Valditara: “Per Albanese questo è un governo di fascisti? Mentalità totalitaria delle opposizioni”
Nuova bufera su Francesca Albanese. La polemica questa volta è scoppiata per le parole che sarebbero state pronunciate dalla relatrice speciale dell’Onu per i territori palestinesi occupati durante due incontri in alcuni istituti scolastici in Toscana. Albanese, secondo quanto reso noto da alcuni esponenti di FdI, avrebbe “accusato il governo Meloni di essere fascista, di complicità in un genocidio, ha attaccato Leonardo definendola criminale e ha persino invitato i ragazzi a occupare le scuole”.
Valditara chiede ispezioni su incontri con Albanese nelle scuole: “In aula non si faccia propaganda”

“Albanese? Mentalità totalitaria tra esponenti dell’opposizione”
Il ministro dell’Istruzione e del Merito, Giuseppe Valditara, ha chiesto agli organi competenti di avviare una immediata ispezione per verificare quanto accaduto nelle scuole coinvolte. E questa mattina dal palco di Atreju, la festa di Fratelli d’Italia a Roma, è tornato sulla vicenda. “Io temo che ci sia ancora una mentalità totalitaria in alcuni esponenti dell’opposizione. Perché quando mi si contesta il fatto che io voglia fare chiarezza se effettivamente Francesca Albanese, durante più lezioni curriculari, e quindi lezioni obbligatorie, abbia veramente detto che questo governo è costituito da fascisti, complici di genocidio e abbia veramente incitato a occupare le scuole, vuol dire che non si ha maturità democratica”.
Valditara ha voluto far sapere che “il ministro non si lascia intimidire da nessuno, ha il dovere di far sì che la legge venga rispettata, la Costituzione venga rispettata, il pluralismo venga rispettato e che nelle scuole non si faccia né propaganda né indottrinamento – ha aggiunge – Dopodiché io non parto con alcun pregiudizio, accerteranno gli ispettori e vedranno se eventualmente si sono violate alcune regole e se c’è una responsabilità degli organi scolastici”.
Valditara ha sottolineato anche che “le scuole non sono e non dovranno mai essere luoghi di indottrinamento, luoghi di propaganda politica” e che “devono abituare lo studente allo spirito critico, al confronto plurale, alla crescita nel pluralismo.
Questa è la scuola democratica”. Mentre, “la scuola delle dittature, la scuola totalitaria è quella che ti impone una visione”.

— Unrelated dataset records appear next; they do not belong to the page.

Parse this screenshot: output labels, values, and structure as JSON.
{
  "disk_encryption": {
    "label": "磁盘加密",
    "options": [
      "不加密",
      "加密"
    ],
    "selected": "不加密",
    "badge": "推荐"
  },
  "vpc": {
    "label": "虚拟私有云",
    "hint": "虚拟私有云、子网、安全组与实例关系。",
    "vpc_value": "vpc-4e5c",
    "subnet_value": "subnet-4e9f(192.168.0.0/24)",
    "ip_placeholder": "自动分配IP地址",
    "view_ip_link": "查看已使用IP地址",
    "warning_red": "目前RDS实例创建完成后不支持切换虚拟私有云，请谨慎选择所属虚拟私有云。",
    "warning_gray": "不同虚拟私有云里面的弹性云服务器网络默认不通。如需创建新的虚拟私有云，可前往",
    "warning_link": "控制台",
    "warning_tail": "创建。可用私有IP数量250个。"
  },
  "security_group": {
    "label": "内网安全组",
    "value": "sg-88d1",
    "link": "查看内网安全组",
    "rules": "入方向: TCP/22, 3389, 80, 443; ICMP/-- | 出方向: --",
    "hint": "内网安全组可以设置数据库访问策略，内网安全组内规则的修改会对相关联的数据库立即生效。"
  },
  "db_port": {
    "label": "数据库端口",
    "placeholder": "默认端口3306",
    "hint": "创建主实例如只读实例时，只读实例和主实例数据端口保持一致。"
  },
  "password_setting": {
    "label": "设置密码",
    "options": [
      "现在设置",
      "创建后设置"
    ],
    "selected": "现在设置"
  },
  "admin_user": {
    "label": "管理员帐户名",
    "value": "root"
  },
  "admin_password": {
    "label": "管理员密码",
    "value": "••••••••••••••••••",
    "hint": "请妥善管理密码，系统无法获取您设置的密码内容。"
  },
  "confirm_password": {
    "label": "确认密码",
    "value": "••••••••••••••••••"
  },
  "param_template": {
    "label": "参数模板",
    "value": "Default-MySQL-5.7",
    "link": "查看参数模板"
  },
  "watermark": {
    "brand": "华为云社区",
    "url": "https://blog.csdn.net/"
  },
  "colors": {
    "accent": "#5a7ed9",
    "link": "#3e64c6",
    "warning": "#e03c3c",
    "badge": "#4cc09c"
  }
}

Norma sulla condotta non è fascista
Dalla polemica su Albanese alla norma sulla condotta che “non è una norma fascista. Noi vogliamo stimolare tutti i giovani alla responsabilità, ma un giovane pulito, un giovane onesto, un giovane serio, corretto, che rispetta gli altri non ha timore nel voto di condotta”. “Questo è il punto” per il ministro dell’Istruzione e del Merito. Che ha assicurato di voler contrastare “il bullismo, la prepotenza, l’arroganza, la violenza. Vogliamo difendere il mite contro il violento. Questa è la scuola democratica”, ha detto ancora.
Contrari a teoria gender
Non solo. “Non vogliamo che un bambino di 8 anni venga subissato di teorie gender che gli spiegano che oltre al maschio e alla femmina esistono soggetti neutri” mentre “nei programmi abbiamo messo l’educazione sessuale in senso biologico”, ha aggiunto il ministro durante il panel ‘La scuola del merito: formazione, educazione, rispetto’ ad Atreju.

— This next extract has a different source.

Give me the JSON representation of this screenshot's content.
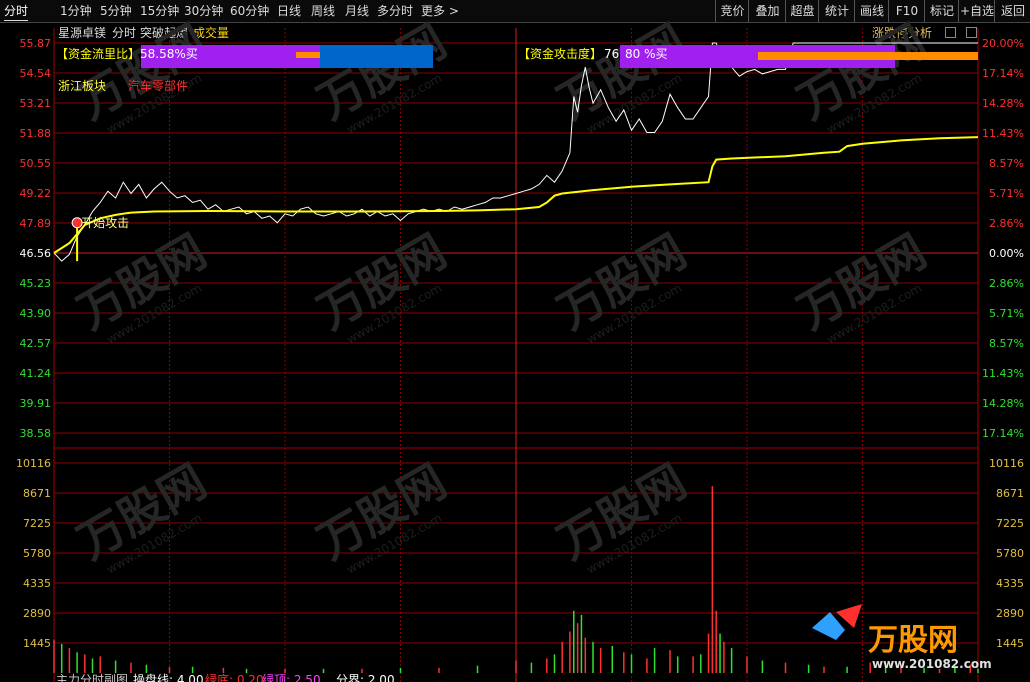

“Se vuoi affrontare queste tematiche, dalle medie in su, devi chiarire chi sono i relatori che devono essere persone di cui la scuola si fa garante, medici psicologi non associazioni. Poi ci deve essere come prevede l’articolo 30 della Costituzione il consenso dei genitori. Questa è libertà. Ci hanno accusato di replicare il Minculpop, ma quello sta dall’altra parte. Sta dall’educazione obbligatoria di stato che ti impone certi valori eticamente sensibili, ha continuato sottolineando come “noi con questo governo abbiamo fatto quello che le persone di buon senso spesso hanno affermato. Quando noi parliamo di educare al rispetto verso la donna, a relazioni sane e relazioni corrette, all’empatia emotiva parliamo di cose sacrosante”. Sono azioni che “dovrebbero evitare le violenze sessuali e i femminicidi, educare al rispetto e a relazioni corrette, considerare l’altro come un compagno o una compagna con cui condividere un futuro è fondamentale. Questo non l’ha fatto la sinistra che continua a lamentarsi, sta raccontando delle balle perché nelle nuove linee guide sulla educazione civica noi per la prima volta abbiamo introdotto tutto questo come obiettivi di apprendimento obbligatori. È con questo che si fa la nuova battaglia per vincere la cultura maschilista”.